Apple says it was unaware of the National Security Agency’s efforts to hack into the iPhone and has never facilitated agency efforts to install backdoors into its products.
The company on Tuesday released a strongly worded statement in response to a recent article in the German magazine Der Spiegel, which reported that NSA analysts refer internally to iPhone users as “zombies” who “pay for their own surveillance”.
“Apple has never worked with the NSA to create a backdoor in any of our products, including iPhone,” an Apple spokeswoman said in an email.
Der Spiegel, however, released a number of slides, detailing the agency’s hacking division – known internally as the Tailored Access Operations, or TAO division. One slide, describing an NSA software implant called DROPOUTJEEP, stood out.
The agency described DROPOUTJEEP as a “software implant for Apple iPhone” that has all kinds of handy spy capabilities. DROPOUTJEEP can pull or push information onto the iPhone, snag SMS text messages, contact lists, voicemail and a person’s geolocation, both from the phone itself and from cell towers in close proximity.
It can also turn the iPhone into a “hot mic”, using the phone’s own microphone as a recording device and capture images via the iPhone’s camera.

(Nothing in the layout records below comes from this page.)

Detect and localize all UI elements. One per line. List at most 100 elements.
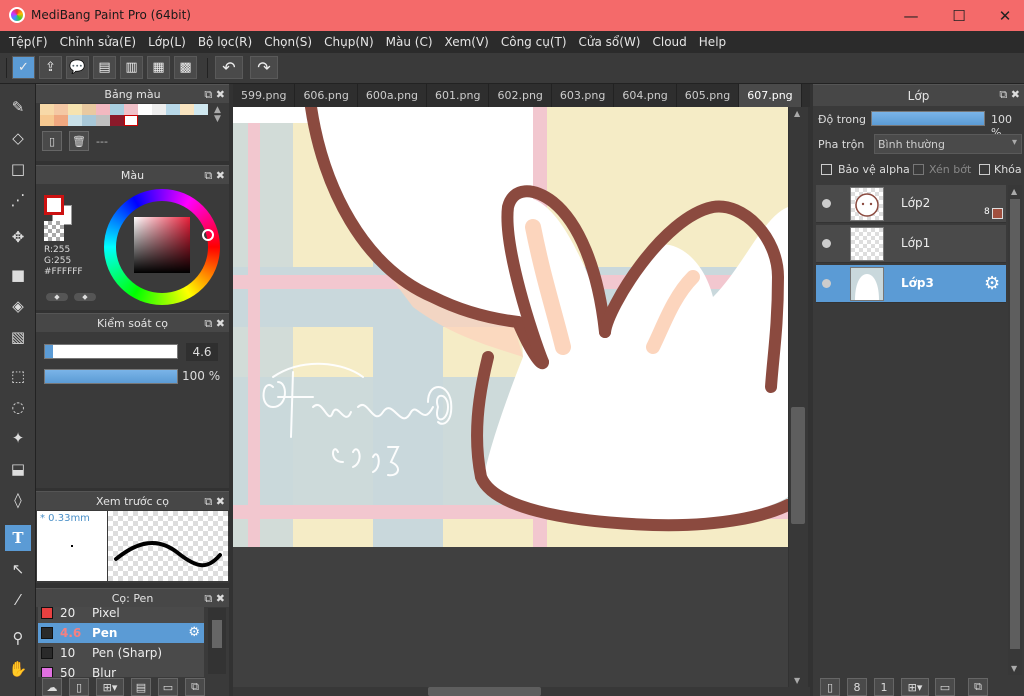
lasso-tool-icon[interactable]: ◌ [5,394,31,420]
menu-color[interactable]: Màu (C) [380,35,439,49]
tab-601[interactable]: 601.png [427,84,490,107]
brush-opacity-slider[interactable] [44,369,178,384]
brush-item[interactable]: 20 Pixel [38,607,204,623]
tab-606[interactable]: 606.png [295,84,358,107]
protect-alpha-checkbox[interactable] [821,164,832,175]
tile-icon[interactable]: ▩ [174,56,197,79]
menu-filter[interactable]: Bộ lọc(R) [192,35,258,49]
layer-scrollbar[interactable]: ▲ ▼ [1008,185,1022,675]
select-eraser-icon[interactable]: ◊ [5,487,31,513]
visibility-eye-icon[interactable] [822,239,831,248]
canvas-horizontal-scrollbar[interactable] [233,687,810,696]
tab-599[interactable]: 599.png [233,84,296,107]
transparent-color[interactable] [44,221,64,241]
brush-size-value[interactable]: 4.6 [186,343,218,361]
brush-duplicate-icon[interactable]: ⧉ [185,678,205,696]
tab-607[interactable]: 607.png [739,84,802,107]
eraser-tool-icon[interactable]: ◇ [5,125,31,151]
panel-controls-icon[interactable]: ⧉ ✖ [204,492,225,511]
select-pen-icon[interactable]: ⬓ [5,456,31,482]
new-layer-icon[interactable]: ▯ [820,678,840,696]
hand-tool-icon[interactable]: ✋ [5,656,31,682]
duplicate-layer-icon[interactable]: ⧉ [968,678,988,696]
panel-controls-icon[interactable]: ⧉ ✖ [999,85,1020,105]
menu-layer[interactable]: Lớp(L) [142,35,192,49]
canvas-vertical-scrollbar[interactable]: ▲ ▼ [789,107,808,687]
layer-row-lop2[interactable]: Lớp2 8 [816,185,1006,223]
menu-view[interactable]: Xem(V) [439,35,495,49]
eyedropper-tool-icon[interactable]: ⚲ [5,625,31,651]
brush-size-slider[interactable] [44,344,178,359]
add-layer-menu-icon[interactable]: ⊞▾ [901,678,929,696]
clipping-checkbox[interactable] [913,164,924,175]
new-palette-icon[interactable]: ▯ [42,131,62,151]
menu-edit[interactable]: Chỉnh sửa(E) [54,35,143,49]
layer-opacity-slider[interactable] [871,111,985,126]
layer-row-lop1[interactable]: Lớp1 [816,225,1006,263]
share-icon[interactable]: ⇪ [39,56,62,79]
drawing-canvas[interactable] [233,107,788,547]
brush-item-selected[interactable]: 4.6 Pen ⚙ [38,623,204,643]
color-option-icon[interactable]: ◆ [46,293,68,301]
blend-mode-select[interactable]: Bình thường ▾ [874,134,1022,154]
tab-600a[interactable]: 600a.png [358,84,428,107]
gradient-tool-icon[interactable]: ▧ [5,324,31,350]
color-option-icon[interactable]: ◆ [74,293,96,301]
brush-tool-icon[interactable]: ✎ [5,94,31,120]
magic-wand-icon[interactable]: ✦ [5,425,31,451]
add-brush-icon[interactable]: ⊞▾ [96,678,124,696]
cloud-save-icon[interactable]: ✓ [12,56,35,79]
page-icon[interactable]: ▥ [120,56,143,79]
brush-item[interactable]: 10 Pen (Sharp) [38,643,204,663]
brush-list-scrollbar[interactable] [208,608,226,674]
cloud-brush-icon[interactable]: ☁ [42,678,62,696]
delete-palette-icon[interactable]: 🗑 [69,131,89,151]
operation-tool-icon[interactable]: ↖ [5,556,31,582]
comment-icon[interactable]: ▤ [93,56,116,79]
bucket-tool-icon[interactable]: ◈ [5,293,31,319]
layer-settings-gear-icon[interactable]: ⚙ [984,273,1000,294]
saturation-square[interactable] [134,217,190,273]
brush-copy-icon[interactable]: ▤ [131,678,151,696]
tab-604[interactable]: 604.png [614,84,677,107]
new-1bit-layer-icon[interactable]: 1 [874,678,894,696]
menu-cloud[interactable]: Cloud [647,35,693,49]
layer-folder-icon[interactable]: ▭ [935,678,955,696]
menu-window[interactable]: Cửa sổ(W) [573,35,647,49]
main-color[interactable] [44,195,64,215]
brush-folder-icon[interactable]: ▭ [158,678,178,696]
close-button[interactable]: ✕ [982,0,1024,31]
tab-605[interactable]: 605.png [677,84,740,107]
undo-button[interactable]: ↶ [215,56,243,79]
new-8bit-layer-icon[interactable]: 8 [847,678,867,696]
panel-controls-icon[interactable]: ⧉ ✖ [204,314,225,333]
palette-scroll-icon[interactable]: ▲ ▼ [214,106,221,124]
menu-tools[interactable]: Công cụ(T) [495,35,573,49]
grid-icon[interactable]: ▦ [147,56,170,79]
select-rect-icon[interactable]: ⬚ [5,363,31,389]
maximize-button[interactable]: ☐ [936,0,982,31]
fill-rect-icon[interactable]: ■ [5,262,31,288]
text-tool-icon[interactable]: T [5,525,31,551]
menu-select[interactable]: Chọn(S) [258,35,318,49]
panel-controls-icon[interactable]: ⧉ ✖ [204,166,225,185]
move-tool-icon[interactable]: ✥ [5,224,31,250]
menu-help[interactable]: Help [693,35,732,49]
hue-handle[interactable] [202,229,214,241]
panel-controls-icon[interactable]: ⧉ ✖ [204,589,225,608]
lock-checkbox[interactable] [979,164,990,175]
menu-snap[interactable]: Chụp(N) [318,35,380,49]
brush-item[interactable]: 50 Blur [38,663,204,677]
dot-brush-icon[interactable]: ⋰ [5,187,31,213]
divide-tool-icon[interactable]: ⁄ [5,587,31,613]
layer-row-lop3[interactable]: Lớp3 ⚙ [816,265,1006,303]
new-brush-icon[interactable]: ▯ [69,678,89,696]
redo-button[interactable]: ↷ [250,56,278,79]
tab-602[interactable]: 602.png [489,84,552,107]
tab-603[interactable]: 603.png [552,84,615,107]
menu-file[interactable]: Tệp(F) [3,35,54,49]
palette-swatches[interactable] [40,104,210,126]
speech-bubble-icon[interactable]: 💬 [66,56,89,79]
visibility-eye-icon[interactable] [822,279,831,288]
visibility-eye-icon[interactable] [822,199,831,208]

But the Der Spiegel report is based on information that is over five years old. The slide, dated January 2007 and last updated October 2008, claims that the agency requires close physical proximity to the iPhone to install DROPOUTJEEP.
“The initial release of DROPOUTJEEP will focus on installing the implant via close access methods,” the NSA slide says. Then, “A remote installation capability will be pursued for a future release.”
Based on the timing of the report, the agency would have been targeting Apple’s iOS5 operating system. Apple released its latest iOS7 operating system last September.
Nevertheless, privacy activists point out that the agency’s capabilities have expanded, if anything, over the last five years.
“Imagine what they have now,” Christopher Soghoian, a technology adviser at the American Civil Liberties Union, posted on Twitter.
Apple denied any involvement.
“We have been unaware of this alleged NSA program targeting our products,” Apple said in a statement. “Our team is continuously working to make our products even more secure, and we make it easy for customers to keep their software up to date with the latest advancements.”
The company added, “Whenever we hear about attempts to undermine Apple’s industry-leading security, we thoroughly investigate and take appropriate steps to protect our customers. We will continue to use our resources to stay ahead of malicious hackers and defend our customers from security attacks, regardless of who’s behind them.”